Summary
holding that the third amended complaint failed to comply with the procedural requirements of section 768.72 : "There are references in the third amended complaint to a single, unnamed ‘Association board member,’ but those references do not allege the Association's active, knowing participation in, or consent to, misconduct by the property management or contractor's employees "
Summary of this case from Grove Isle Ass'n v. LindzonOpinion
No. 3D12–2471.
2012-12-12
Lydecker Diaz and Alan Feldman, Miami, for petitioner. Steven A. Smilack, Pompano Beach, for respondent.
Lydecker Diaz and Alan Feldman, Miami, for petitioner. Steven A. Smilack, Pompano Beach, for respondent.
Before SALTER and FERNANDEZ, JJ., and SCHWARTZ, Senior Judge.
SALTER, J.
Coronado Condominium Association, Inc., petitions for a writ of certiorari quashing a circuit court order granting Mr. Rocque La Corte's motion to amend to add a claim for punitive damages. Finding a failure by La Corte to comply with the procedure applicable to employers and corporate defendants under section 768.72(3), Florida Statutes (2012), we grant the petition and quash the order.
A claimant's failure to comply with the procedural requirements of the punitive damages statute may be redressed via certiorari. Royal Caribbean Cruises, Ltd. v. Doe, 44 So.3d 230 (Fla. 3d DCA 2010).
La Corte's proposed third amended complaint and his verified motion for leave to add the claim for punitive damages describe numerous alleged misrepresentations, acts, and omissions on the part of the employees serving as the property manager for the Association and others working for a contractor performing balcony work at the Coronado condominium.
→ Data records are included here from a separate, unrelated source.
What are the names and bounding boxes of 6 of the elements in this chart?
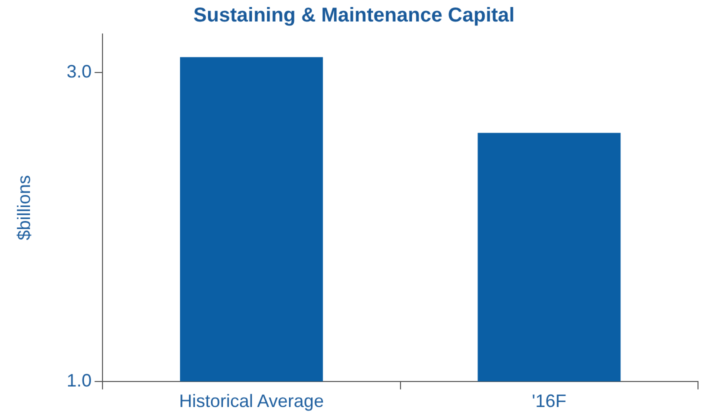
x-tick-label: '16F (532, 391, 566, 412)
y-axis-title: $billions (14, 175, 34, 240)
x-tick-label: Historical Average (179, 391, 324, 412)
y-tick-label: 1.0 (66, 370, 92, 390)
chart-title: Sustaining & Maintenance Capital (193, 4, 515, 27)
y-tick-label: 3.0 (66, 62, 92, 82)
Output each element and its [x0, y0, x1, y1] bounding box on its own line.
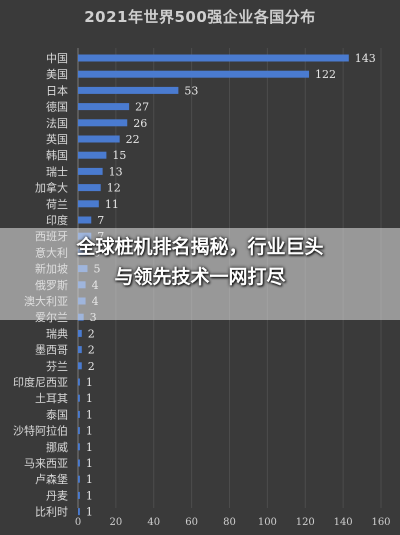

Those record materials do not, however, comply with the statutory procedure to impute the alleged misconduct to the Association as employer of the alleged tortfeasors (or as a corporate defendant) for purposes of punitive damages:
In the case below, La Corte did not sue the individual property managers or the contractor repairing the balconies; the Association is the sole defendant.
(3) In the case of an employer, principal, corporation, or other legal entity, punitive damages may be imposed for the conduct of an employee or agent only if the conduct of the employee or agent meets the criteria specified in subsection (2) [defining the requirements for “intentional misconduct” and “gross negligence”] and:
(a) The employer, principal, corporation, or other legal entity actively and knowingly participated in such conduct;
(b) The officers, directors, or managers of the employer, principal, corporation, or other legal entity knowingly condoned, ratified, or consented to such conduct; or
(c) The employer, principal, corporation, or other legal entity engaged in conduct that constituted gross negligence and that contributed to the loss, damages, or injury suffered by the claimant.
§ 768.72(3), Fla. Stat. (2012).
La Corte's third amended complaint and verified motion assume that the alleged misconduct of the individual property managers and construction workers—who were not, on the record before us, officers or members of the board of directors of the Association—is, without more, misconduct of the Association for purposes of section 768.72. That is contrary to the plain language of the statute. There are references in the third amended complaint to a single, unnamed “Association board member,” but those references do not allege the Association's active, knowing participation in, or consent to, misconduct by the property management or contractor's employees.
During the hearing on the motion to add a claim for punitive damages, La Corte's counsel referred repeatedly to alleged misconduct by “Veronica, the defendant's manager.” The record, however, establishes that the individual employee by that name was a licensed property (community association) manager, not a controlling officer, director, or “manager” of the Association as a corporate entity. Similarly, La Corte's allegations regarding the balcony repair contractor's employees' trespass and use of La Corte's bathroom, damage to the walls of his unit, and removal of carpeting and plumbing parts, do not involve active, knowing participation by, or the consent or gross negligence of, the Association as an entity. La Corte's pleadings and arguments apply the common law rules of agency and vicarious liability rather than the specific and heightened rules of imposition established by the Legislature in section 768.72(3). Those rules were described and applied in Wayne Frier Home Center of Pensacola, Inc. v. Cadlerock Joint Venture, L.P., 16 So.3d 1006 (Fla. 1st DCA 2009) (movant showed not only misconduct by an employee, but also as a matter of company practice). The record in the case at hand includes no such evidence or proffered evidence.
.Section 768.72(3)(b) applies to “officers, directors, or managers of the employer, principal, corporation, or other legal entity.” The context makes it clear that this is a reference to those in control of the entity (not, as here, those in control of the management of the condominium property under a contract with the association). Compare§ 608.402(18), Fla. Stat. (2012) (“manager” of a limited liability company), with§ 468.431(4), Fla. Stat. (2012) (“community association manager” for licensure requirement), and§ 718.111(1)(a), Fla. Stat. (2012) (referring to a “manager employed by the association,” thus recognizing the distinction between an association and its manager).
For these reasons, we grant the Association's petition and quash the order of August 22, 2012, granting La Corte's verified motion for leave to amend to plead punitive damages.